Que la paix du Seigneur soit toujours avec vous.

Entre la fête de pâques, l’ascension et la pentecôte, les textes bibliques nous invitent à la prière. Et je crois que comme chrétien, nous sommes invités à prier tout le jour, d’ailleurs Jésus nous dit de prier sans cesse. Mais la liturgie nous présente des temps forts que nous pouvons en profiter.

La prière, c’est la seule attitude qui convient à des disciples qui attendent la venue de l’Esprit Saint. Jésus lui-même va prier pour nous, et le but de la prière c’est de nous mettre en état de réceptivité au don que Dieu veut nous faire.

En ce septième dimanche de pâques, les lectures nous invitent à entrer dans cette intimité profonde de Jésus avec son père. Sa prière est pour nous un modèle de confiance, nous voyons que le Christ a régulièrement éprouvé ce besoin de se retirer pour prier, pour être avec son père. Il y passait de longues heures, surtout au moment des décisions les plus importantes de sa vie.

La prière  de Jésus est vraiment universelle, parce qu’elle englobe tous les hommes de tous les temps.

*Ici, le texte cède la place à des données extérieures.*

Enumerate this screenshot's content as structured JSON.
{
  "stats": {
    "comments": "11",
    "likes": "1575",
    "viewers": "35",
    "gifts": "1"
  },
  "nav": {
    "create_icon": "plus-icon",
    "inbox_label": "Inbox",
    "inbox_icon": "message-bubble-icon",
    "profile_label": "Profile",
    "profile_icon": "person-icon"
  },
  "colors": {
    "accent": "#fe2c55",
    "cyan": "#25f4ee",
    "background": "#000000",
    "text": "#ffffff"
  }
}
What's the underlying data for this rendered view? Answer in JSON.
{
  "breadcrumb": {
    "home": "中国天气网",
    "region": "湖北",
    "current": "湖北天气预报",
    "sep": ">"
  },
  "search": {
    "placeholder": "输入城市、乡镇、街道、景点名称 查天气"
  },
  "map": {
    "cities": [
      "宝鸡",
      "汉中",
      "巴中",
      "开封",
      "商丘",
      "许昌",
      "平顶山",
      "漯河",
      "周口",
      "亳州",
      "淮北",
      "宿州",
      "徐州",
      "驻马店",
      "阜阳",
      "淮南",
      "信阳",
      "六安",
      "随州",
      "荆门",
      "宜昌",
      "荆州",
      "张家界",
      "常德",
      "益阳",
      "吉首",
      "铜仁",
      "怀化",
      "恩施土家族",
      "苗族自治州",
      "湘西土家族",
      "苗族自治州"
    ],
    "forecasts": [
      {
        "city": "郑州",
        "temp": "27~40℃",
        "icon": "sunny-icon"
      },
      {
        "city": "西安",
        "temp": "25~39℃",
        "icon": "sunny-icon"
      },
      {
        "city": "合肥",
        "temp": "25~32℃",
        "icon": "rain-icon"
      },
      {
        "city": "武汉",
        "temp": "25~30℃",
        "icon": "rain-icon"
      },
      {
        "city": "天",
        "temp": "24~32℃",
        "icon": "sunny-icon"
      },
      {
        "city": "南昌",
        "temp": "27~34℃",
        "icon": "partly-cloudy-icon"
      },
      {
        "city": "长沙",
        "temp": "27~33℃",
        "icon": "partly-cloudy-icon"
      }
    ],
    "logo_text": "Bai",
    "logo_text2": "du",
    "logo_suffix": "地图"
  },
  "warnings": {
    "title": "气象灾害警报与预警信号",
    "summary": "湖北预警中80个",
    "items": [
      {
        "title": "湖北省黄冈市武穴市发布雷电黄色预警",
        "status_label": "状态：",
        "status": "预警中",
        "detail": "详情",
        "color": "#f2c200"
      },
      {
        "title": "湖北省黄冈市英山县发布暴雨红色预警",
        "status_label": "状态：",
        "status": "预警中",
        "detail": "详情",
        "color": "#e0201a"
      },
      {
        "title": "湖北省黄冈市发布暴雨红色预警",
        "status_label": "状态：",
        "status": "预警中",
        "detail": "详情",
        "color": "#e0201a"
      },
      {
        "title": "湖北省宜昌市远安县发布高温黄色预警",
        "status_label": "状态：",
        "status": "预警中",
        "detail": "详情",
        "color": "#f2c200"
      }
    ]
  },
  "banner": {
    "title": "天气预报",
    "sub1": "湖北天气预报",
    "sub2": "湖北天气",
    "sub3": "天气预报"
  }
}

Elle est aussi universelle que sa mission de sauveur, mission qu’il a confié à ses disciples et à nous aujourd’hui. Avec Jésus, c’est un monde nouveau qui est en train de naître, un monde rempli d’amour qui est en Dieu. Il faut que cette bonne nouvelle nous remplisse de joie et de confiance malgré les épreuves de la vie.  Jésus est à jamais vivant.

Tout au long de ces derniers jours qui nous préparent à la pentecôte, l’heure est donc à la prière. A travers ses paroles, sa prière, on sent que Jésus veut prendre soin encore de l’humanité. Il veut qu’elle soit unie dans l’amour qu’il venu inaugurer et il compte sur nous pour adhérer à son désir qui est aussi de celui de son père.

 

Viens seigneur Jésus,
Envoie-nous ton Esprit saint,
Qu’il vienne affermir notre foi, charité et  espérance.

 

Gabriel  Mbomba Bolomba
Curé de l’UP de Dalhem

 


6ème dimanche de Pâques C – Jn 14, 23-29
1er mai 2016

« Si quelqu’un m’aime… » dit Jésus (Jn 14, 23)

 

Ces paroles sont extraites du discours d’adieux de Jésus en Saint Jean.  Elles sont le testament de Jésus vivant. Comment, avec Jésus Ressuscité, passer du trouble à la paix ; de la tristesse à la joie ?

Je viens de vivre un temps de retraite avec des personnes handicapées adultes. Ils m’impressionnent par leur proximité simple et profonde avec Jésus. Une joie, une paix émanent d’eux, malgré leur handicap. Avec leurs mots, leurs cris, ils savent parler de Jésus qui repose dans leur cœur. Il est là au milieu des siens.

Dans l’Evangile, Jésus parle d’une présence nouvelle auprès de ses amis.

Il dit : «  faire sa demeure »  chez eux. Nous cherchons souvent le visage du Seigneur dans celui d’autrui. Mais, c’est en nous qu’Il fait son plus grand travail. C’est l’œuvre de l’Esprit en nous. Les paroles que nous avons entendues de Jésus ne sont pas uniquement des mots du passé mais des paroles vivantes et agissantes dans l’aujourd’hui de nos vies. En gardant ses paroles, en les priant et en essayant de les mettre en pratique, nous ferons de notre maison intérieure la demeure de Jésus Vivant.

En passant de ce monde jusqu’à toi, Père, ton fils ne nous abandonne pas. Laissons-nous nous convaincre par son action vivifiante en nous et répondre ainsi le mieux possible à son amour pour nous.